La maîtresse s'éclaircit la gorge et invita quelqu'un à entrer. Alors, la porte s'ouvrit, et une jeune fille passa timidement la tête à l'intérieur.

Hanyû

— ... Euh, je, euh... Bonjour...

Cie

— Vous aurez une nouvelle camarade de classe à partir d'aujourd'hui.
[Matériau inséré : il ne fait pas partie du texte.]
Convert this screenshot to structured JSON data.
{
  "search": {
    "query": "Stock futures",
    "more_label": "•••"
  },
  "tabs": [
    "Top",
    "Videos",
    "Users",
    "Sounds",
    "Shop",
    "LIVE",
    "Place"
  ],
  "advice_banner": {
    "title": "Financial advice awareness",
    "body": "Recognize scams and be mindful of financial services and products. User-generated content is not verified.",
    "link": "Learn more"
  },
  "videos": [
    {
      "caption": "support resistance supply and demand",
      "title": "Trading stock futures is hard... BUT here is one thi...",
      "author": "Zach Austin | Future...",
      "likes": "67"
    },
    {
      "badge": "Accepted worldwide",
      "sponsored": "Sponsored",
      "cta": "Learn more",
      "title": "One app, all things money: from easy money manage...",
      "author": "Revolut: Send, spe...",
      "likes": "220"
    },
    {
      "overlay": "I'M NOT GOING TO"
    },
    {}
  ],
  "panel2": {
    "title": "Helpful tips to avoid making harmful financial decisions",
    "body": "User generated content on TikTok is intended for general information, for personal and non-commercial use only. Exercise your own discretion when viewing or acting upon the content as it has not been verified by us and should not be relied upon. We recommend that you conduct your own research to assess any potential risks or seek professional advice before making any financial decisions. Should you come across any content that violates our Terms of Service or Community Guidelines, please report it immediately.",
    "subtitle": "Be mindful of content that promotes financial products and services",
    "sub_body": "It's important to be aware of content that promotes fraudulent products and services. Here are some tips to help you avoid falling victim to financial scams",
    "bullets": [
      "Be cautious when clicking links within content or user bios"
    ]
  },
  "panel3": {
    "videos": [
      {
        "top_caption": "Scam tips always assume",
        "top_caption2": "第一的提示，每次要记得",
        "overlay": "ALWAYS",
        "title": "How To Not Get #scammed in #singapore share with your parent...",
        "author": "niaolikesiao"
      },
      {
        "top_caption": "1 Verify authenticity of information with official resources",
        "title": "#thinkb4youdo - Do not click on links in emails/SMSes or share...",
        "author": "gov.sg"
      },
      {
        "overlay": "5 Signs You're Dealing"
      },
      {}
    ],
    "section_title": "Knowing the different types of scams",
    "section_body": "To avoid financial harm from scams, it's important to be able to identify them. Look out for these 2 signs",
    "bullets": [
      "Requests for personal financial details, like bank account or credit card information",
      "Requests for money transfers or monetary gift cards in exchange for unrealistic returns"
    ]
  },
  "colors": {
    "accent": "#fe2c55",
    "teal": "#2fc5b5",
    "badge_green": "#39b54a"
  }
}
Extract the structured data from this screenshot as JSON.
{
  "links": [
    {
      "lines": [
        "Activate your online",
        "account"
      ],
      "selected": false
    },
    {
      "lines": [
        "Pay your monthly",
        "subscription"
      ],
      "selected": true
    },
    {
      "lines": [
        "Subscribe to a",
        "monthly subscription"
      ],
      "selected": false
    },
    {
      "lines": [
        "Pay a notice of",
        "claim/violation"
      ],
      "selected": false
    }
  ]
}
Elle s'appelle Hanyû Furude.

Tout le monde

— WOUAAAAAHHH !

La classe n'eut pas l'air de savoir quel cri pousser ; il y avait de la surprise, de la joie et de l'excitation, un peu tout à la fois.

Rena

— Furude ?

Mais alors, elle fait partie de ta famille, Rika ?

Rika

— ... Eeeeeh oui.

C'est un parent très, très lointain...

Satoko

— Or ça ! Mais vous m'en voyez fort surprise, très chère,

je ne savais point que vous aviez encore de la famille !

Mion

— Ouais, ça pour une surprise, c'est une surprise !

Mion

Enfin, les trois clans fondateurs sont tous très anciens et très compliqués.

Si l'on venait m'annoncer que j'avais des cousins lointains que je ne connaissais pas, ça ne m'étonnerait qu'à moitié !

Rena

— En tout cas, on voit bien qu'elle est de la même famille que Rika !

Rena

Je veux la même à la maison !

Hanyû

— ... Euh, je, euh, ahahaha...

Nos camarades de classe avaient l'air particulièrement heureux de voir une nouvelle élève.

Et elle avait l'air plutôt intimidée par leur réaction.

Rika était plutôt posée, calme, sûre d'elle. Sa cousine Hanyû était tout le contraire.

Elle était... comment dire. Timide ? Comme un petit animal, effrayée de tout.

Pour vous résumer ça très vite, je dirais simplement qu'elle affolait tous les sens de Rena.

Regardez-la.

Elle se prépare à la prendre sous le bras et à la ramener chez elle...

Cie

— Bien. Hanyû, veux-tu bien te présenter au reste de la classe ?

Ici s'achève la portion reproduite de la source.